Please note that the ordering of dimensions in the data array is (no_frames, no_channels), other packages may use the other ordering. In some cases you need to transpose the data (for instance to play it).

To play the audio data is dependent on the machine/program you are working with. For instance in an IPython notebook it is relatively easy (using the browser capabilities to deal with sound).

Fig. 7.1 Playing an audio fragment (numpy array) in a Jupyter notebook.¶

Another way of feeding the audio data to the sound system we can also use the portaudio library.

Instead of reading an entire audio file into a numpy array as done above. We could read the file an chunks (buffers or blocks) and feed these one after the other to the audio system.

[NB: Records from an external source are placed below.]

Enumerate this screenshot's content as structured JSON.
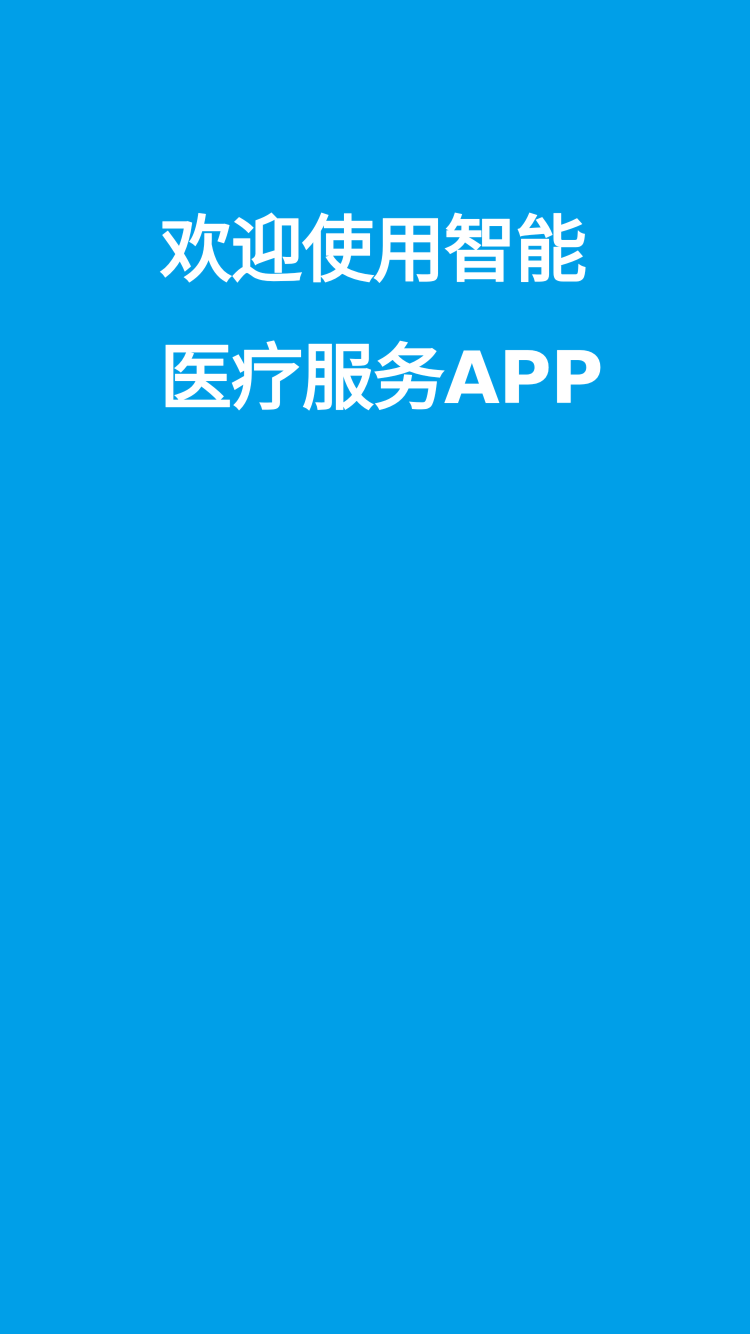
{
  "splash": {
    "background_color": "#009fe8",
    "text_color": "#ffffff",
    "title_line_1": "欢迎使用智能",
    "title_line_2": "医疗服务APP"
  }
}
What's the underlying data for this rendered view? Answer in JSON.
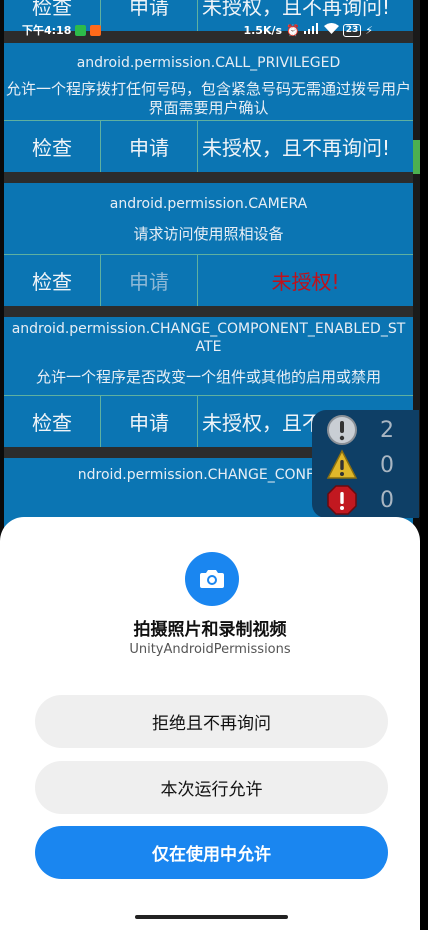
{
  "status_bar": {
    "time": "下午4:18",
    "speed": "1.5K/s",
    "battery": "23"
  },
  "top_row": {
    "check": "检查",
    "apply": "申请",
    "status": "未授权，且不再询问!"
  },
  "permissions": [
    {
      "name": "android.permission.CALL_PRIVILEGED",
      "desc": "允许一个程序拨打任何号码，包含紧急号码无需通过拨号用户界面需要用户确认",
      "check": "检查",
      "apply": "申请",
      "status": "未授权，且不再询问!"
    },
    {
      "name": "android.permission.CAMERA",
      "desc": "请求访问使用照相设备",
      "check": "检查",
      "apply": "申请",
      "status": "未授权!"
    },
    {
      "name": "android.permission.CHANGE_COMPONENT_ENABLED_STATE",
      "desc": "允许一个程序是否改变一个组件或其他的启用或禁用",
      "check": "检查",
      "apply": "申请",
      "status": "未授权，且不再询问!"
    },
    {
      "name": "ndroid.permission.CHANGE_CONFIGU"
    }
  ],
  "counters": {
    "info": "2",
    "warning": "0",
    "error": "0"
  },
  "dialog": {
    "title": "拍摄照片和录制视频",
    "subtitle": "UnityAndroidPermissions",
    "deny": "拒绝且不再询问",
    "allow_once": "本次运行允许",
    "allow_while_using": "仅在使用中允许"
  },
  "colors": {
    "list_bg": "#0b75b3",
    "accent": "#1a86f0",
    "denied_red": "#c0101a"
  }
}
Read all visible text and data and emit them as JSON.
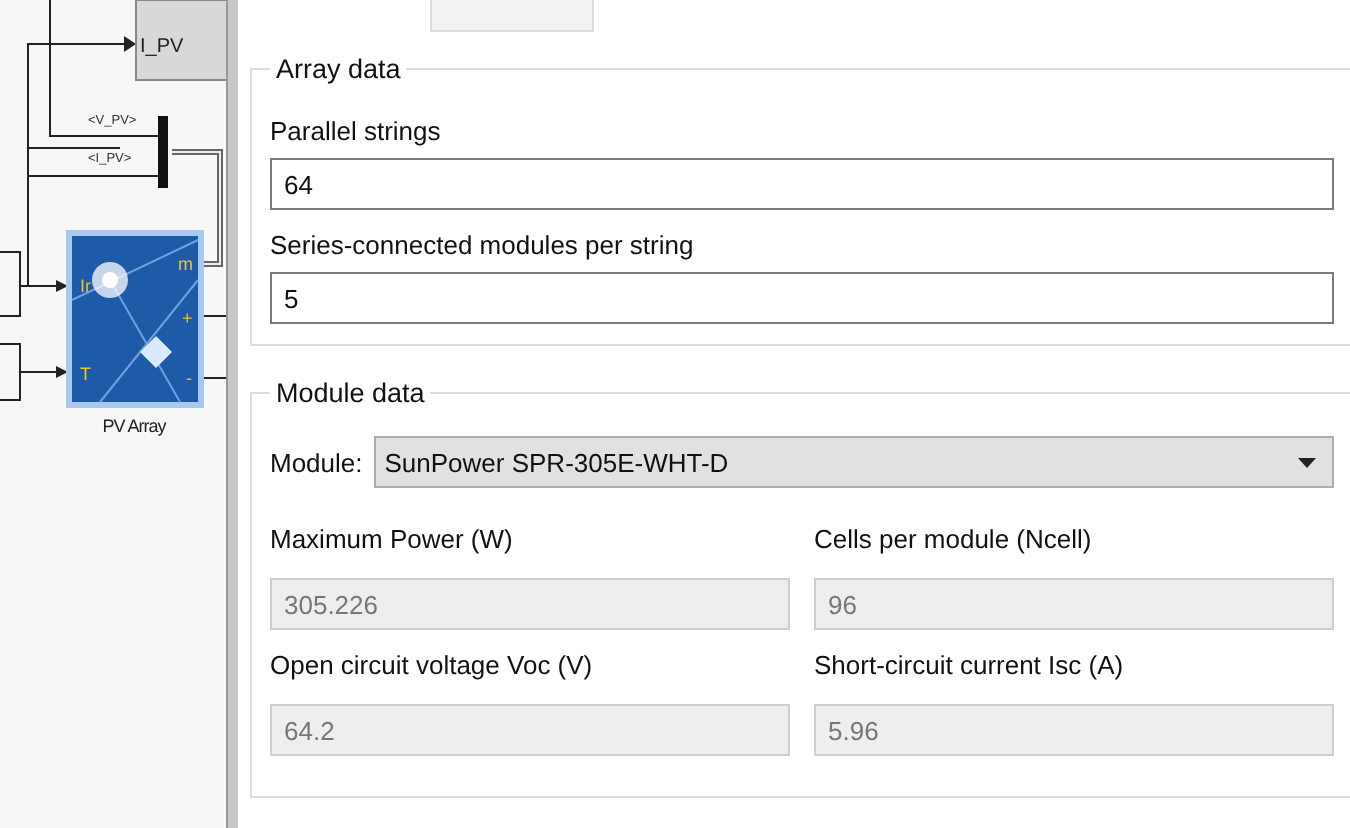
{
  "diagram": {
    "goto_label": "I_PV",
    "bus_signals": [
      "<V_PV>",
      "<I_PV>"
    ],
    "pv_block": {
      "name": "PV Array",
      "inputs": [
        "Ir",
        "T"
      ],
      "outputs": [
        "m",
        "+",
        "-"
      ]
    }
  },
  "array_data": {
    "title": "Array data",
    "fields": [
      {
        "label": "Parallel strings",
        "value": "64"
      },
      {
        "label": "Series-connected modules per string",
        "value": "5"
      }
    ]
  },
  "module_data": {
    "title": "Module data",
    "module": {
      "label": "Module:",
      "value": "SunPower SPR-305E-WHT-D"
    },
    "params": [
      {
        "label": "Maximum Power (W)",
        "value": "305.226",
        "disabled": true
      },
      {
        "label": "Cells per module (Ncell)",
        "value": "96",
        "disabled": true
      },
      {
        "label": "Open circuit voltage  Voc (V)",
        "value": "64.2",
        "disabled": true
      },
      {
        "label": "Short-circuit current Isc (A)",
        "value": "5.96",
        "disabled": true
      }
    ]
  }
}
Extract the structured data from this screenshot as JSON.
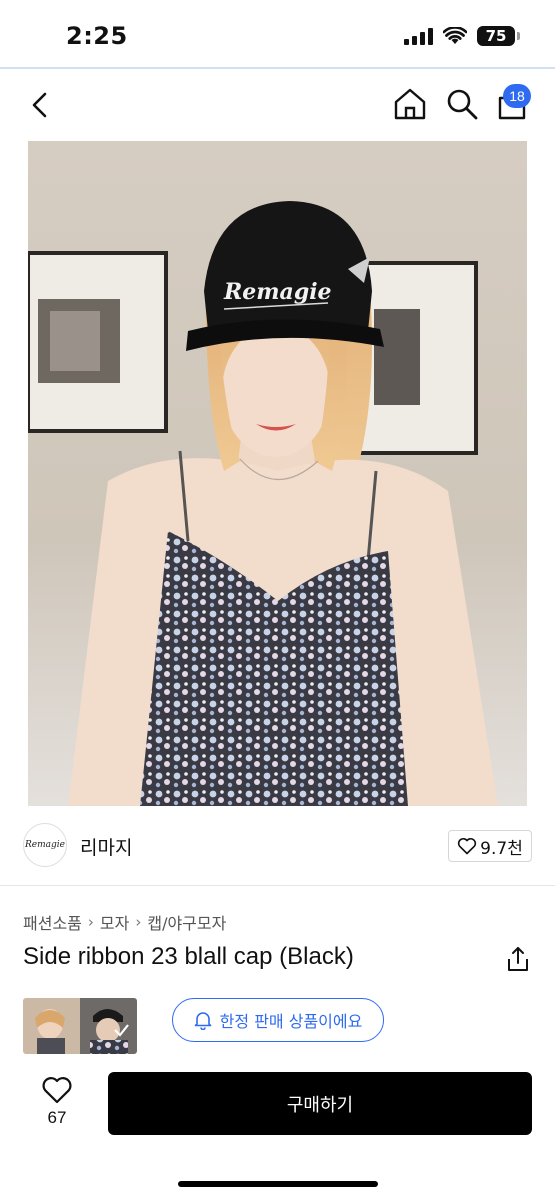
{
  "status_bar": {
    "time": "2:25",
    "battery": "75"
  },
  "nav": {
    "cart_count": "18"
  },
  "shop": {
    "name": "리마지",
    "logo_text": "Remagie",
    "likes": "9.7천"
  },
  "photo": {
    "cap_text": "Remagie"
  },
  "breadcrumb": [
    "패션소품",
    "모자",
    "캡/야구모자"
  ],
  "product": {
    "title": "Side ribbon 23 blall cap (Black)"
  },
  "limited_badge": "한정 판매 상품이에요",
  "bottom": {
    "wish_count": "67",
    "buy_label": "구매하기"
  },
  "colors": {
    "accent": "#2f6bf0",
    "buy_button": "#000000"
  }
}
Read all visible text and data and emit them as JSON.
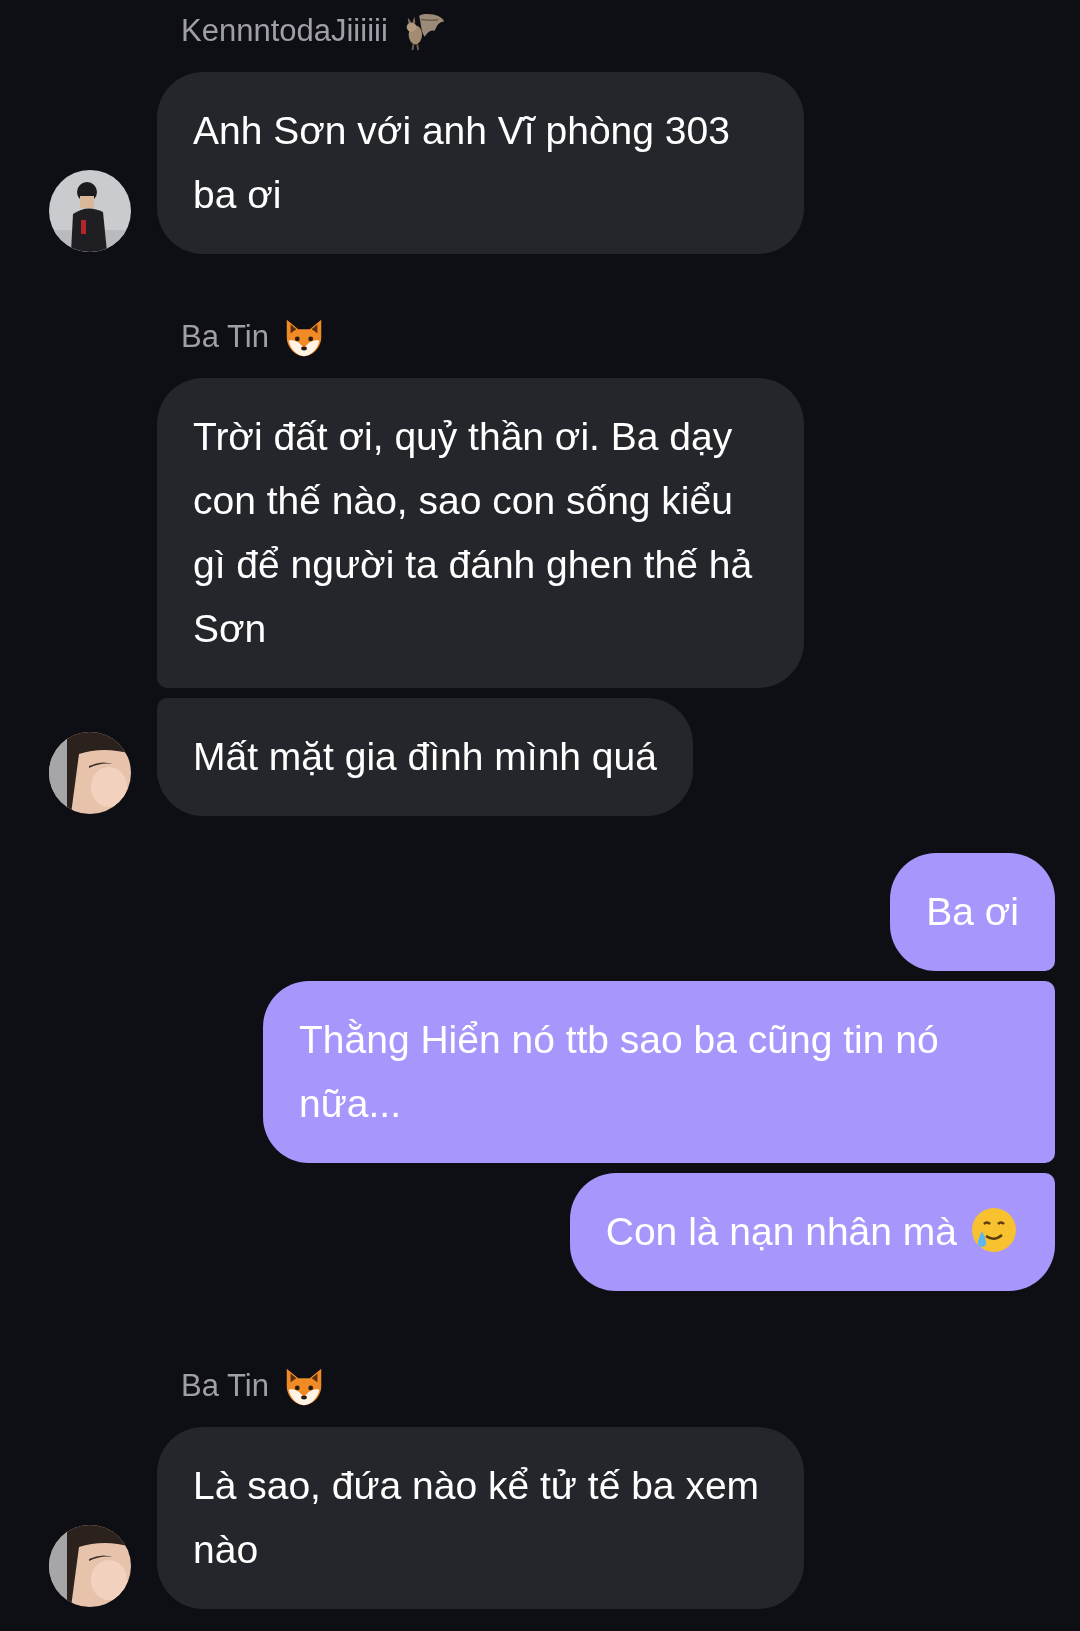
{
  "groups": [
    {
      "kind": "incoming",
      "sender": {
        "name": "KennntodaJiiiiii",
        "kind": "bat"
      },
      "avatar": {
        "kind": "picture"
      },
      "messages": [
        {
          "text": "Anh Sơn với anh Vĩ phòng 303 ba ơi",
          "kind": "text"
        }
      ]
    },
    {
      "kind": "incoming",
      "sender": {
        "name": "Ba Tin",
        "kind": "fox"
      },
      "avatar": {
        "kind": "picture"
      },
      "messages": [
        {
          "text": "Trời đất ơi, quỷ thần ơi. Ba dạy con thế nào, sao con sống kiểu gì để người ta đánh ghen thế hả Sơn",
          "kind": "text"
        },
        {
          "text": "Mất mặt gia đình mình quá",
          "kind": "text"
        }
      ]
    },
    {
      "kind": "outgoing",
      "messages": [
        {
          "text": "Ba ơi",
          "kind": "text"
        },
        {
          "text": "Thằng Hiển nó ttb sao ba cũng tin nó nữa...",
          "kind": "text"
        },
        {
          "text": "Con là nạn nhân mà",
          "kind": "emoji_tear_smile"
        }
      ]
    },
    {
      "kind": "incoming",
      "sender": {
        "name": "Ba Tin",
        "kind": "fox"
      },
      "avatar": {
        "kind": "picture"
      },
      "messages": [
        {
          "text": "Là sao, đứa nào kể tử tế ba xem nào",
          "kind": "text"
        }
      ]
    }
  ]
}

To do so we switch to using the hardware audio system (Alsa on Linux systems) through the portaudio package. Portaudio is a cross platform library to access the audio system of the machine you are working on. In short, an audio signal is chopped up in blocks and those are obtained (using soundfile in case of a file and portaudio in case of for instance a microphone attached to your computer), then optionally the blocks are processed (DSP) and then fed to the audio system in blocks for audio rendering.

import soundfile as sf
import pyaudio
import numpy as np


pa = pyaudio.PyAudio()

FILE = "../../data/sowhat.wav"

chunk = 1024

f = sf.SoundFile(FILE)
print(f.channels)
print(f.samplerate)

stream = pa.open(format=pyaudio.paInt32,
                 channels=f.channels,
                 rate=f.samplerate,
                 frames_per_buffer=chunk,
                 output=True)

duration = 120 # play the file for the first 2 minutes
nblocks = duration * f.samplerate // chunk

for i, b in enumerate(f.blocks(blocksize=CHUNK, dtype=np.int32)):
    if i >= nblocks:
        break
    stream.write(b.tobytes())

stream.stop_stream()
stream.close()

pa.terminate()

The logic of the program above is quite simple.

open the audio file
open the default output stream
read the blocks (chunks) sequentially from the file and feed them to the output stream.

Note that the soundfile package returns numpy arrays whereas the pyaudio package works with raw databuffers. That is why we need the tobytes method for conversion.

Also note that in the loop where we ‘feed’ the output stream processing other than this audio processing is not simple to do. You can do some processing in the for loop but it is your responsibility to be in time feeding the output stream with new data. This blocking mode audio processing is therefore in most cases not the recommended way to do things.

It is better to let the output stream ‘ask’ for data when needed: the callback mode. In this mode you pass a function when opening the stream. The callback function then gets called whenever the stream needs data.

import soundfile as sf
import pyaudio
import numpy as np
import time


FILE = "../../data/sowhat.wav"

chunk = 1024
pa = pyaudio.PyAudio()

f = sf.SoundFile(FILE)

def callback(in_data, frame_count, time_info, status):
    data = f.read(chunk, dtype='int32').tobytes()
    return (data, pyaudio.paContinue)


stream = pa.open(format=pyaudio.paInt32,
                 channels=f.channels,
                 rate=f.samplerate,
                 frames_per_buffer=chunk,
                 output=True,
                 stream_callback=callback)

stream.start_stream()
start_time = time.time()
duration = 120 # play the first 2 minutes

while stream.is_active() and time.time() - start_time < duration:
    time.sleep(0.1) # just waiting for the stream to finish

stream.stop_stream()
stream.close()

pa.terminate()

Observe that the while loop is only used to wait either for the entire file to be played or the set duration to be exceeded. In an application that time would be spent on calculations, the user interface etc.

On my (RvdB) computer the above program ran fine. If you have a slower computer and you experience hick-ups in the sound rendering you might consider the enlarge the chunk size. Then you will need less callbacks from the audio system and thus less time will be spend in relatively slow Python code.

We can also use soundfile to write audio data to a file (in several formats, see the documentation).